CIO exodus; Jimi Hendrix warfare
CIO exodus
First John Stenbit. Now John Osterholz.
The Defense Department's architecture and interoperability head will leave his post in early March for a job with British defense contractor BAE Systems, DOD and industry officials said.
Osterholz sent the Interceptor an e-mail noting that he was retiring after 35 years of government service, both in and out of uniform.
The departure will mark another significant change in the top ranks of DOD's information technology shop. Stenbit, the department's CIO, is expected to retire once the Senate confirms his replacement, Francis Harvey.
As director of architecture and interoperability in the Office of the Assistant Secretary of Defense for Networks and Information Integration and the Chief Information Officer, Osterholz oversaw the release of the department's new architecture policy last November.
Osterholz also helped oversee the planning of the almost $900 million Global Information Grid-Bandwidth Expansion program and award of the GIG-BE fiber and equipment contracts last October and December.
When is a PC not a PC?
If you want to do business with Wil Berrios, the Army Corps of Engineers' CIO, don't say the word "LAN" or "PC." There is no such thing as either a local-area network or a PC, he told vendors last week at a breakfast sponsored by Federal Sources Inc., a McLean, Va., market research company.
Networks may have local connections, but they are not strictly local.

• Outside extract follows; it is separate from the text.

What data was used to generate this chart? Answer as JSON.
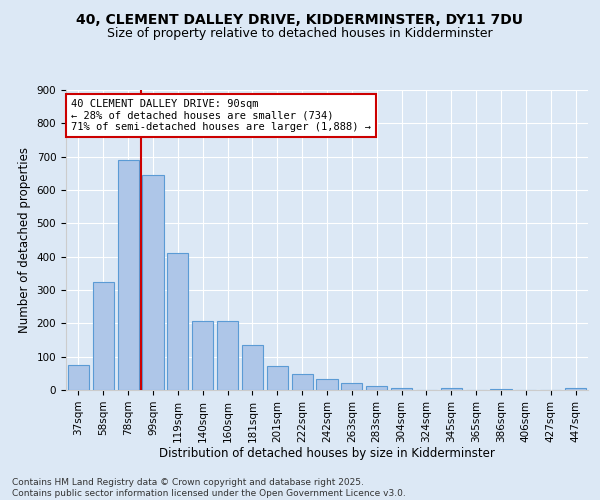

For the same reason, personal computers are not really personal. They ought to be called network appliances, he said.
A LAN is the result of a network that connects users locally. A personal computer is the consequence of network cables connected to it, Berrios said.
"It's now all about the network and the best way to manage it," he said.
Warfare á la Jimi Hendrix
In traditional warfare, meaning 20th-century warfare, the armed services were given designated areas in which they could conduct combat operations. Only in rare instances did one service venture into another's space.
And that area of control extended upward to include the sky. A virtual bubble existed over a service's area of expertise, so Marine aircraft, for example, would support Marine ground forces, and the same held true for the Army.
Those days are over. Gen. T. Michael Moseley, vice chief of staff for the Air Force, told
Lt. Gen. James Conway, commander of the 1st Marine Expeditionary Force, that the airspace over a battlefield would consist of a "purple haze" instead of a bubble. Purple is a magic color in the military used to designate something that gets input or participation from each of the armed
services.
We doubt Jimi Hendrix ever envisioned a day when one of his most famous songs would be used by the Pentagon to describe battle space.